Hacker News new | ask | show | jobs
by vog 3574 days ago
I was also wondering about this one.

This may make sense if you have custom fields, i.e. the set of keys is user-defined and ever increasing.

Apart from that, there is no reason to do this. If it is all about avoiding having "too many" columns and/or "too may" null values, then I'd say: Don't worry. Just use as many columns as you need.

I would even go one step further and say: It is a common anti-pattern to introduce generic key-value stores (through a separate table, JSON structures or XML structures) without a compelling reason.

3 comments

I'll add another reason: subtle application issues creep in with value states.

With JSONB I can receive a boolean element with five states: null, true, false, invalid (i.e. actually a string, number or array value), or simply nonexistent, and it's up to the application to deal with all such cases. You may have to treat the database as a source of potentially invalid data that must be sanitized.

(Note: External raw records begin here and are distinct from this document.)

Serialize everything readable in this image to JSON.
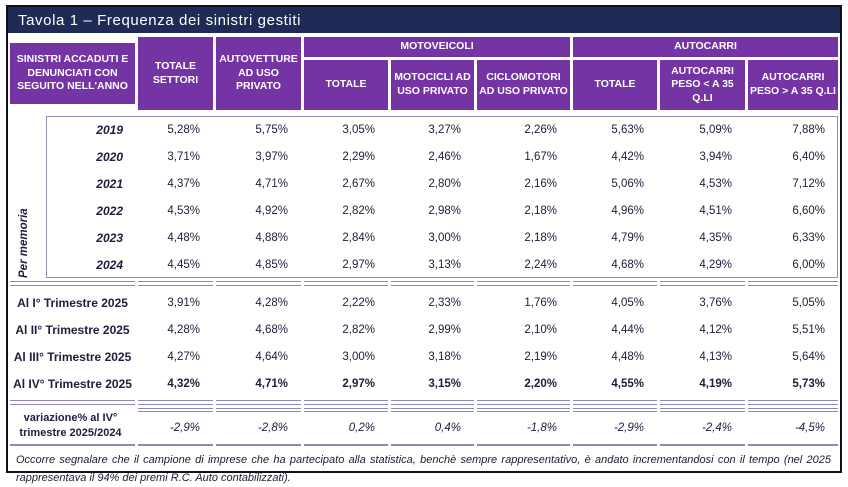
{
  "title": "Tavola 1 – Frequenza dei sinistri gestiti",
  "colors": {
    "header_purple": "#7434a4",
    "title_navy": "#1f2a56",
    "grid_line": "#8a8ab8",
    "text": "#20203e"
  },
  "header": {
    "row_label": "SINISTRI ACCADUTI E DENUNCIATI CON SEGUITO NELL'ANNO",
    "totale_settori": "TOTALE SETTORI",
    "autovetture": "AUTOVETTURE AD USO PRIVATO",
    "motoveicoli_group": "MOTOVEICOLI",
    "autocarri_group": "AUTOCARRI",
    "moto_totale": "TOTALE",
    "motocicli": "MOTOCICLI AD USO PRIVATO",
    "ciclomotori": "CICLOMOTORI AD USO PRIVATO",
    "autocarri_totale": "TOTALE",
    "autocarri_lt35": "AUTOCARRI PESO < A 35 Q.LI",
    "autocarri_gt35": "AUTOCARRI PESO > A 35 Q.LI"
  },
  "per_memoria": {
    "label": "Per memoria",
    "rows": [
      {
        "label": "2019",
        "values": [
          "5,28%",
          "5,75%",
          "3,05%",
          "3,27%",
          "2,26%",
          "5,63%",
          "5,09%",
          "7,88%"
        ]
      },
      {
        "label": "2020",
        "values": [
          "3,71%",
          "3,97%",
          "2,29%",
          "2,46%",
          "1,67%",
          "4,42%",
          "3,94%",
          "6,40%"
        ]
      },
      {
        "label": "2021",
        "values": [
          "4,37%",
          "4,71%",
          "2,67%",
          "2,80%",
          "2,16%",
          "5,06%",
          "4,53%",
          "7,12%"
        ]
      },
      {
        "label": "2022",
        "values": [
          "4,53%",
          "4,92%",
          "2,82%",
          "2,98%",
          "2,18%",
          "4,96%",
          "4,51%",
          "6,60%"
        ]
      },
      {
        "label": "2023",
        "values": [
          "4,48%",
          "4,88%",
          "2,84%",
          "3,00%",
          "2,18%",
          "4,79%",
          "4,35%",
          "6,33%"
        ]
      },
      {
        "label": "2024",
        "values": [
          "4,45%",
          "4,85%",
          "2,97%",
          "3,13%",
          "2,24%",
          "4,68%",
          "4,29%",
          "6,00%"
        ]
      }
    ]
  },
  "quarters": {
    "rows": [
      {
        "label": "Al  I° Trimestre 2025",
        "values": [
          "3,91%",
          "4,28%",
          "2,22%",
          "2,33%",
          "1,76%",
          "4,05%",
          "3,76%",
          "5,05%"
        ]
      },
      {
        "label": "Al  II° Trimestre 2025",
        "values": [
          "4,28%",
          "4,68%",
          "2,82%",
          "2,99%",
          "2,10%",
          "4,44%",
          "4,12%",
          "5,51%"
        ]
      },
      {
        "label": "Al III° Trimestre 2025",
        "values": [
          "4,27%",
          "4,64%",
          "3,00%",
          "3,18%",
          "2,19%",
          "4,48%",
          "4,13%",
          "5,64%"
        ]
      },
      {
        "label": "Al IV° Trimestre 2025",
        "values": [
          "4,32%",
          "4,71%",
          "2,97%",
          "3,15%",
          "2,20%",
          "4,55%",
          "4,19%",
          "5,73%"
        ]
      }
    ]
  },
  "variation": {
    "label_line1": "variazione% al IV°",
    "label_line2": "trimestre 2025/2024",
    "values": [
      "-2,9%",
      "-2,8%",
      "0,2%",
      "0,4%",
      "-1,8%",
      "-2,9%",
      "-2,4%",
      "-4,5%"
    ]
  },
  "footnote": "Occorre segnalare che il campione di imprese che ha partecipato alla statistica, benchè sempre rappresentativo, è andato incrementandosi con il tempo  (nel 2025 rappresentava il 94% dei premi R.C. Auto contabilizzati)."
}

With regular DB columns you can reasonably assume that a boolean not null column will a) exist for all records and b) return either true or false. You need only scan the database schema at application start to verify this.

On the other hand, if you're using JSONB for an options structure then the possibility of key nonexistence may actually be useful, since it implies "use system default". (Yes this can differ from the meaning of a NULL value, especially if you are merging options structures).

You might question whether it is wise to have a "boolean" key/value pair with four semantically distinct states. I can only say I have done this and I am not proud of it.

To be fair, you can write CHECK conditions which are arbitrary expressions involving JSONB values. Though at that point you might as well just use a normal column.
By the way, another related anti-pattern is the introduction of an additional table that has a 1:1 relationship to the original table. Because the original table was "full" of columns, or something, so a second table had to be opened to contain the remaining columns.

This is an anti-pattern because you can't model "1:1" that way. Instead, it will be "1:0..1", and now you have some nasty corner cases when the first table has an entry whose counterpart in the second table is missing. Also, when using a column now you always have to think about which table had it - the first or the second table?

I had to work with such a design in a real-world project and it was really annoying.

The way I have seen for the issue of which table is to introduce a view and setup triggers on the view to run a stored proc when you insert or update it to handle all the tables....
Ick. I use 1:0..1 tables commonly. But not 1:1. Ick.
Just a note that NULL columns take up very little space in Postgres. IIRC there is a NULL bitmap for every row. So yes, don't worry and just use columns, if the columns are actually part of your schema.
This is correct. Postgres keeps a bitmap in each row that designates which of the rows are null. Postgres initially allocates one byte for the bitmap so it will work for up to eight columns. Once your table has more than 8 columns, postgres will allocate eights bytes for an additional 64 columns. That means if you have more than 8 columns, you can keep making "optional" fields proper columns until you have a total of 72 columns because null values are completely free.